At least two different reconciliation bills were filed Friday, according to advocates. Both would reaffirm the bill the Legislature passed last year. However, one bill would tweak a section dealing with telematics, a relatively new technology used to collect, monitor and transmit information on how a vehicle is functioning, often with a dealer.

AAA of Southern New England backs this bill. The Legislature’s law gave carmakers too much control over such information, said Lloyd Albert, the AAA branch’s senior vice president for public and government affairs, in a recent editorial board meeting with Wicked Local editors.

“This is personal information that the owner should manage exclusively,” Albert said.

Dan Gage, spokesman for the Alliance of Automobile Manufacturers, said his group favors a bill that would reaffirm, as is, the law the Legislature passed last year, which was widely described as a compromise between carmakers and Right to Repair proponents.

“A deal’s a deal,” Gage said. “Everyone involved needs consistency in this.”

Carmakers are hoping for a decision soon, because 2015 car models already are designed and in pre-production, Gage said.

The automakers’ alliance and AAA representatives plan to meet soon in hopes of reaching common ground, Albert said.

The Legislature’s version of the law allows independent repair shops to obtain telematics data if it is needed to fix a customer’s car and cannot be found with another diagnostic tool, but says the law does not apply to other types of telematics information.

The bill AAA prefers just says any telematics information needed to diagnose or repair a customer’s vehicle will be made available to independent shops, too, and cuts the other language.

AAA is concerned that the Legislature’s wording excludes other types of useful information collected by telematics from being shared, Albert said.

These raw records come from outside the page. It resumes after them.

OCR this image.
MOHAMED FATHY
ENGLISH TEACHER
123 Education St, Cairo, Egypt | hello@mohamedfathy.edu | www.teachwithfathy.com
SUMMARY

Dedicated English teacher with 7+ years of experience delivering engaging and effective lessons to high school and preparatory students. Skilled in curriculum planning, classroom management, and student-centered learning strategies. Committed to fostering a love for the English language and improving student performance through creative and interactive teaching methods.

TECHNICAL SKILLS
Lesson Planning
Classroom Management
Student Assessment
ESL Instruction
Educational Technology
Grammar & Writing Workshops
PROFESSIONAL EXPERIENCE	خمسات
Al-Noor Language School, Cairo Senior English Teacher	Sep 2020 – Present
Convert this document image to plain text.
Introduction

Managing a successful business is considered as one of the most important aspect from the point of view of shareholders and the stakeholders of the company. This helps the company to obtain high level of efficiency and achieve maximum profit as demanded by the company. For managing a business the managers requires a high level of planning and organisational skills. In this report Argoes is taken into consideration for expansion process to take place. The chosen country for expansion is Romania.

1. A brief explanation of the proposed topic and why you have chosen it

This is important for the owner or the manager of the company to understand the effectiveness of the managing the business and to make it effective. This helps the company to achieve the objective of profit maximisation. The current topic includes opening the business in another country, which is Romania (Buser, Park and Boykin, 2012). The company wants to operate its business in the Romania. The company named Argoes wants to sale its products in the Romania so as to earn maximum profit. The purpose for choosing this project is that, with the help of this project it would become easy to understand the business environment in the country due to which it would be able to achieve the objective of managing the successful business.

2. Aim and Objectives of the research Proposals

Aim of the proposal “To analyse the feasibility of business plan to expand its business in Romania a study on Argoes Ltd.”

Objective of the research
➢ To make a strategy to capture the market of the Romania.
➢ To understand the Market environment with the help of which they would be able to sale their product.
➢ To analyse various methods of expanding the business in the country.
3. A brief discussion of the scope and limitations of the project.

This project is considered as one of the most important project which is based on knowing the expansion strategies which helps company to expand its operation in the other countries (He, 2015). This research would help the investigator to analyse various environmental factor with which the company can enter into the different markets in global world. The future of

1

For example, such technology can detect if a car’s brake pads need to be replaced, and a dealer or related repair shop could send a customer a coupon to come in for service. That information would not be available to an independent shop as the law is now, Albert said.

This kind of data should be provided directly to car owners, who should be able to decide whether to allow another shop to view or monitor it, he said.

“It arms the consumer with information,” said Mary Maguire, director of public and legislative affairs for AAA of Southern New England.

Gage defended the existing language and cautioned that regulators have been cautious dealing with telematics, which involve major privacy concerns and are a complex and still-evolving technology.

“We think that we ought to pass and reconcile what was agreed upon before,” while addressing any new concerns later, Gage said.

While Gage described the Legislature’s law was a compromise between carmakers and advocates, Albert said AAA and some other local groups in the original Right to Repair Coalition were not privy to it while it was being developed.

Upward of 80 percent of vehicles will be manufactured with telematics systems by 2018, Albert said.